Now welcome to the Metro lexicon Penn Quarter, the newest addition to Archives-Navy Memorial.
In most cities, subway stop names are succinct and, more important, stable -- one- or two-word appellations that make for simple neighborhood and district references for visitors and locals. But here in Washington, the Metro system seems bent on changing the names of its stations as often as Hecht's changes window displays at Friendship Heights -- or has it become Friendship Heights-Chevy Chase/Western Avenue?
As a native Washingtonian, I was proud when the Metrorail system opened in the 1970s. My hometown suddenly had a world-class rapid-transit system with distinctive station names that only the nation's capital could have: Federal Triangle, Smithsonian, Judiciary Square, Capitol South and Archives.

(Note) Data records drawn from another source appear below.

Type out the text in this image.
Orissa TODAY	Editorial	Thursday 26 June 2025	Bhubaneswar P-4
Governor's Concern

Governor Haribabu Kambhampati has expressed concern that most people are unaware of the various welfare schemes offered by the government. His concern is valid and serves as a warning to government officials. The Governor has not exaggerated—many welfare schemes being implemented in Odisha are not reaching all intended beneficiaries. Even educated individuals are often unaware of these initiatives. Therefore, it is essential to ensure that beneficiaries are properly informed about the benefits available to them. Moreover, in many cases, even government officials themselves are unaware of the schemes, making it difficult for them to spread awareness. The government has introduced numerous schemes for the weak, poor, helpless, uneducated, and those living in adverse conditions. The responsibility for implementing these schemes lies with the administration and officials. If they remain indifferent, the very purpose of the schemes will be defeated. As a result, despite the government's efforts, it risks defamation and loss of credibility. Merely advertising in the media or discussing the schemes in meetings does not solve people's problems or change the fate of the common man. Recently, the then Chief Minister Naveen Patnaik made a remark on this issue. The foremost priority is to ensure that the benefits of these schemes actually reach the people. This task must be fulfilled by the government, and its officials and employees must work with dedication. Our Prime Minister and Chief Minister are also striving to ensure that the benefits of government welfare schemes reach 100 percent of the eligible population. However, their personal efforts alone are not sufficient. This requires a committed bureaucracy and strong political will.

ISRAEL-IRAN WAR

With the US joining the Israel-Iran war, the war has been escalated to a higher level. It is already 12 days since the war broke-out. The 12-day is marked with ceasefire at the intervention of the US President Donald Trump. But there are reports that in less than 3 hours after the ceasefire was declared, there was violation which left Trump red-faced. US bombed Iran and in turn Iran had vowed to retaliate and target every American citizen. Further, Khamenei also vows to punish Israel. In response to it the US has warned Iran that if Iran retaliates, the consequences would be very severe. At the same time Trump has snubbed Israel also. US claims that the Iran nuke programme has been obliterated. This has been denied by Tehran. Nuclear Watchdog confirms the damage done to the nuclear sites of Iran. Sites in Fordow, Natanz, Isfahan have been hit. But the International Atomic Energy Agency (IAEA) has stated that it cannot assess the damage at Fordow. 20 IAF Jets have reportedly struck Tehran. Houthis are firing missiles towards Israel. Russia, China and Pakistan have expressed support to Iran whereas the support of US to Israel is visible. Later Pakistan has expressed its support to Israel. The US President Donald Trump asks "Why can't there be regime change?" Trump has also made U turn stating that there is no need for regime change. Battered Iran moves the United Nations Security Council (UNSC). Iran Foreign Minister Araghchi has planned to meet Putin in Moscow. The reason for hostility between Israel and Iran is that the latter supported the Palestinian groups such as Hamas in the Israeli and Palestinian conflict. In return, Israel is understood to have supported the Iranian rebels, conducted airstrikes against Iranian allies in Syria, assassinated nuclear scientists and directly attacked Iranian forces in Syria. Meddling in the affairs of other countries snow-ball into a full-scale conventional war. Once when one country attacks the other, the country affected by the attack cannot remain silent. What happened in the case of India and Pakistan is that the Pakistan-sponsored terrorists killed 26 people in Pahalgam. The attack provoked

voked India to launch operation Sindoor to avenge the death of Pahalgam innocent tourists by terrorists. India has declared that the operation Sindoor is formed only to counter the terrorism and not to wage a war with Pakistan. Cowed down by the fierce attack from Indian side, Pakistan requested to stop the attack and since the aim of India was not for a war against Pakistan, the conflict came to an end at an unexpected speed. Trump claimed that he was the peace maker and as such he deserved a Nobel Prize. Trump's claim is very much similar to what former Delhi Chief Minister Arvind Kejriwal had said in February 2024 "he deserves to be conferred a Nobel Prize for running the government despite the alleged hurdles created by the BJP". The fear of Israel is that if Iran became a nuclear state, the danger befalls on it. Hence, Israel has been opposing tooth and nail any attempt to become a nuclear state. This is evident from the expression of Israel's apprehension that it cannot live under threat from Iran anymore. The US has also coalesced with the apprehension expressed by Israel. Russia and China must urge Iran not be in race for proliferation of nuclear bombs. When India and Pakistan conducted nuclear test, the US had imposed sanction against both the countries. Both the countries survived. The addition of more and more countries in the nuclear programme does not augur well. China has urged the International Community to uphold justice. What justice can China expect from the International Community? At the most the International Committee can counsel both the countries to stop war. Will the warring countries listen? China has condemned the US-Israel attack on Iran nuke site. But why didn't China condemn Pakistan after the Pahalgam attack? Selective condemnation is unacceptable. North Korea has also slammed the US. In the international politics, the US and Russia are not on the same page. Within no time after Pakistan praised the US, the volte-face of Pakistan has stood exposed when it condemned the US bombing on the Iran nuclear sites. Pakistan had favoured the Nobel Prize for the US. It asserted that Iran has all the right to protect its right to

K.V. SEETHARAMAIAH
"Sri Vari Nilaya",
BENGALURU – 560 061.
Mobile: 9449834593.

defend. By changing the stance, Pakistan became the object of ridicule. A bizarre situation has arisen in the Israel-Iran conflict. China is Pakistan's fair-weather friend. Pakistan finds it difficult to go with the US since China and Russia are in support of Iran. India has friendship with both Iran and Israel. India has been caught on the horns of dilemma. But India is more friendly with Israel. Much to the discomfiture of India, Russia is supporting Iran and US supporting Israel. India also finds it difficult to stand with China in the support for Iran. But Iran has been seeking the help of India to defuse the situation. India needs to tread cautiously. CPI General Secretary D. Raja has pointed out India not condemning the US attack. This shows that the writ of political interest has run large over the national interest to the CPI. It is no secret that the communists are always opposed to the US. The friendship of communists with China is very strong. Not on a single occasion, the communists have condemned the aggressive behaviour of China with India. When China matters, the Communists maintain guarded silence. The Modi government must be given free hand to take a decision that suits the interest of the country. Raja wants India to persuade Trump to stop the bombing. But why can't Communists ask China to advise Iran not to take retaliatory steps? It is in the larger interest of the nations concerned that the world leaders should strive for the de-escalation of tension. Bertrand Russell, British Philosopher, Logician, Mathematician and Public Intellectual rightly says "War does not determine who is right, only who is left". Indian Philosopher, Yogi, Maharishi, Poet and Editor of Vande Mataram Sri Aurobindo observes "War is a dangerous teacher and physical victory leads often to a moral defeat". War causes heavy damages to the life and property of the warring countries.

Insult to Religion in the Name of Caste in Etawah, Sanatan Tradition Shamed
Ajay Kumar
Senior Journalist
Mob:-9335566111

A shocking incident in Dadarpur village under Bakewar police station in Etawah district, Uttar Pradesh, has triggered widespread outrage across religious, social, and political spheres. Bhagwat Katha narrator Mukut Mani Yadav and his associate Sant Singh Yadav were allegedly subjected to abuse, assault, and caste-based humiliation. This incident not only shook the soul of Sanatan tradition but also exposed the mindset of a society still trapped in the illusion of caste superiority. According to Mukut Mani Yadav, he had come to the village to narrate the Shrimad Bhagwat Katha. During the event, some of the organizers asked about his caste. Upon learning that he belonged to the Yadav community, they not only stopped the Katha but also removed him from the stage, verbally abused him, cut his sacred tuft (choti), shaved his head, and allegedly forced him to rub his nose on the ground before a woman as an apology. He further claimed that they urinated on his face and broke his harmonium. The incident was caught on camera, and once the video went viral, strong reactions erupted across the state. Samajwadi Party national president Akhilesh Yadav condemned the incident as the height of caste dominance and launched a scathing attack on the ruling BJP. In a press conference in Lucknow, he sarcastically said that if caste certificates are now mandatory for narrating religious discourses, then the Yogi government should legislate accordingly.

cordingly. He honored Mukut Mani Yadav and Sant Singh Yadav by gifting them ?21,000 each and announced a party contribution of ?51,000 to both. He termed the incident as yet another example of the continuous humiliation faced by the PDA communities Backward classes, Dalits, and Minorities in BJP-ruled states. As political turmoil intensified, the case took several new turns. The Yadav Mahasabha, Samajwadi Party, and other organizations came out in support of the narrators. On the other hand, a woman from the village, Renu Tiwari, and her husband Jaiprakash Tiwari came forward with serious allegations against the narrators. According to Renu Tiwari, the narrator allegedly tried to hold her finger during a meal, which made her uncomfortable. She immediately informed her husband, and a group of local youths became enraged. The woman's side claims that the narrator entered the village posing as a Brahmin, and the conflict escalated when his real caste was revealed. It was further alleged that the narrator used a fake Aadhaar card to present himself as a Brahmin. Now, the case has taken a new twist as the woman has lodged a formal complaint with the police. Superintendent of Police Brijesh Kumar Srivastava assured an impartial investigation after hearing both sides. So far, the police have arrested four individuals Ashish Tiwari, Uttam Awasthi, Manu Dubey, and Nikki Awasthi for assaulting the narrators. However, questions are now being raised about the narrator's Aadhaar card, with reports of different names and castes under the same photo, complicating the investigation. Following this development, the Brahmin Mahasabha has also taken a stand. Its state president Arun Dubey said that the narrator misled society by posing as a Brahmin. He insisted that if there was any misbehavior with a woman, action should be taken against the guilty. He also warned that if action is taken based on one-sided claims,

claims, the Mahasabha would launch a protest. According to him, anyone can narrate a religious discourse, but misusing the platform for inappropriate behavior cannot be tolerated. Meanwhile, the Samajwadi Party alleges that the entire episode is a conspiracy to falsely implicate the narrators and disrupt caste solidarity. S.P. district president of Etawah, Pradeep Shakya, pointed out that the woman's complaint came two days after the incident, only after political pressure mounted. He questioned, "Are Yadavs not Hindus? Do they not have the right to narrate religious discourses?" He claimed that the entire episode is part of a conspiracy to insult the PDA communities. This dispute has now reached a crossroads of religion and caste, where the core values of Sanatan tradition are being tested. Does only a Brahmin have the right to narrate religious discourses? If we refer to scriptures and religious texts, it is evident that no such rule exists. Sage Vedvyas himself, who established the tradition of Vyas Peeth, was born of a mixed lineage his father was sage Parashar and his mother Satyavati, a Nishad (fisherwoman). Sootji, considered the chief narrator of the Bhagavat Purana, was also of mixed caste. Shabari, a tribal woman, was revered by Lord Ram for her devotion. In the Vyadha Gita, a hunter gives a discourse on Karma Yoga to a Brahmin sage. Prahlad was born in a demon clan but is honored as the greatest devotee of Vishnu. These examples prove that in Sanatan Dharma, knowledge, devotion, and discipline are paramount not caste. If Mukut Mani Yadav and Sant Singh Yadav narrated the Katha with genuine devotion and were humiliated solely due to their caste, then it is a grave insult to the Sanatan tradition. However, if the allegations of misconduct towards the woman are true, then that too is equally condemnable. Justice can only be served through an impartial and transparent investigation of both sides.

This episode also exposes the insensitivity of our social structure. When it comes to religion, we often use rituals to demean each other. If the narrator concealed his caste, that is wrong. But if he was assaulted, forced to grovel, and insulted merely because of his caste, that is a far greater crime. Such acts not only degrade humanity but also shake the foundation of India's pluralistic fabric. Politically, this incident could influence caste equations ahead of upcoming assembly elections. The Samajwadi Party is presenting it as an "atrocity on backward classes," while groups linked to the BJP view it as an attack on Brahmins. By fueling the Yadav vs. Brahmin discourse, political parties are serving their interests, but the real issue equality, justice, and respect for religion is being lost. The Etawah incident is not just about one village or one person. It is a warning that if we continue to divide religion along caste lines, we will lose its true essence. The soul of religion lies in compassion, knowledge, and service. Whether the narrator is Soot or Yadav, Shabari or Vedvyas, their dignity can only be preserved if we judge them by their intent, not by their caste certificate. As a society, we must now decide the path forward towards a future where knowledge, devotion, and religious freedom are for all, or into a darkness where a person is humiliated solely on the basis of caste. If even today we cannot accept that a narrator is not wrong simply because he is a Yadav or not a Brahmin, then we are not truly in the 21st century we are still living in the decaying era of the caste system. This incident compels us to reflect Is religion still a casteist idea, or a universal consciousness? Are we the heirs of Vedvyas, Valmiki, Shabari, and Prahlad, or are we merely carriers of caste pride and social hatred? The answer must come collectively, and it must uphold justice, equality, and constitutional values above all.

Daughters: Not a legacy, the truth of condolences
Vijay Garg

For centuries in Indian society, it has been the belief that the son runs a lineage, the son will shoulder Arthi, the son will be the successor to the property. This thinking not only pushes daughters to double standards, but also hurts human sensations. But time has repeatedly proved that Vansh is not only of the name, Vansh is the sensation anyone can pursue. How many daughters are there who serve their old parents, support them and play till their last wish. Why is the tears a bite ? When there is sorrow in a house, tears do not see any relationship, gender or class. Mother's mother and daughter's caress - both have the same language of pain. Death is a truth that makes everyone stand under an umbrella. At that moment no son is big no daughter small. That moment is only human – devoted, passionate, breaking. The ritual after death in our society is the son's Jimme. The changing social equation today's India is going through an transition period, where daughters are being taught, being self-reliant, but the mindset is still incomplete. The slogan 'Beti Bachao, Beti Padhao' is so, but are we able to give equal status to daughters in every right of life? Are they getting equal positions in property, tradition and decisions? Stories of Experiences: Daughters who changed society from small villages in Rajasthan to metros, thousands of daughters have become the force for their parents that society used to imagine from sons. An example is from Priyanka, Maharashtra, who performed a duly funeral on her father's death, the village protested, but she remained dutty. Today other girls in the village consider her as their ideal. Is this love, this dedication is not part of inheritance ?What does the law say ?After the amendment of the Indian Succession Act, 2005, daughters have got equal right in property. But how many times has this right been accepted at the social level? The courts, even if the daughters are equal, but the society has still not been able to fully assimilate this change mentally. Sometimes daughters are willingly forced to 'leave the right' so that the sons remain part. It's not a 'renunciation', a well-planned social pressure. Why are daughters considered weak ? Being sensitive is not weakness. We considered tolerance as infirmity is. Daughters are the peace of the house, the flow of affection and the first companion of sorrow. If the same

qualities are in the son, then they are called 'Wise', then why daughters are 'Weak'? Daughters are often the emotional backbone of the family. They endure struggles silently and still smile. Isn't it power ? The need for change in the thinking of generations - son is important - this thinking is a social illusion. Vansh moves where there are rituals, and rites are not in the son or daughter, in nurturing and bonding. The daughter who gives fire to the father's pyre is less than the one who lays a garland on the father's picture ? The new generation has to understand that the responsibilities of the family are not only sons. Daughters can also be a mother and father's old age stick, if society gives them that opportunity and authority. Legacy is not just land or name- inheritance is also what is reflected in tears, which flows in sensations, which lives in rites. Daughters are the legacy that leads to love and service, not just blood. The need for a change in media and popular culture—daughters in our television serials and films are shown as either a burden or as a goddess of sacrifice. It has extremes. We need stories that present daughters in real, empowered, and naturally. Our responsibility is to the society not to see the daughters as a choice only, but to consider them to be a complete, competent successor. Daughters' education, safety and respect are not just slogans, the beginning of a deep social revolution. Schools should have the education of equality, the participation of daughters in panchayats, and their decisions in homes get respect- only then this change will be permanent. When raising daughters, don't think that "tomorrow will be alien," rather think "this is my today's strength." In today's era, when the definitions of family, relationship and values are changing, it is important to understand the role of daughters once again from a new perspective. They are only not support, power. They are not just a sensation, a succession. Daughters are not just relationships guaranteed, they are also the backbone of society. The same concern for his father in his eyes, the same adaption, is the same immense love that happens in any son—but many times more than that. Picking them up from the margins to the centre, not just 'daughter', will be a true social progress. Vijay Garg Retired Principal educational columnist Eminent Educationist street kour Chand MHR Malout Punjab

Archives was my favorite, perhaps because I find "archives" such an elegant word. Perhaps it was my visual association with John Russell Pope's granite and limestone temple, which serves as the repository for our nation's most important documents. And perhaps I take bureaucratic pride in knowing that only in Washington would we devote a Metro stop to parchment, oak desks and file cabinets. Archives -- a simple yet substantial name that became Archives-Navy Memorial.
Now it's become Archives-Navy Memorial/Penn Quarter. Where did Penn Quarter come from? I thought that was a location, like "Upper Georgetown," that existed only in real estate ads.
And why was it added to Archives? Why not Gallery Place-Chinatown/Penn Quarter? Gallery Place is just as close to Penn Quarter as Archives. Besides, Penn Quarter sounds like a neighborhood in Philadelphia.
As long as we are adding to the Archives station name, I was rather fond of the old Kahn's Department Store that stood on the site of the Navy Memorial in the days when Washington had a slew of grand department stores along the F and Seventh street corridor.
So why not Archives-Navy Memorial-Penn Quarter/Kahn's? Or better yet Kahn's-Apex to immortalize the notorious liquor store that once graced Pennsylvania Avenue at that location? Yes, that's it!
"Yellow line in the direction of Huntington. Next station Archives-Navy Memorial-Penn Quarter/Kahn's-Apex . . . doors closing."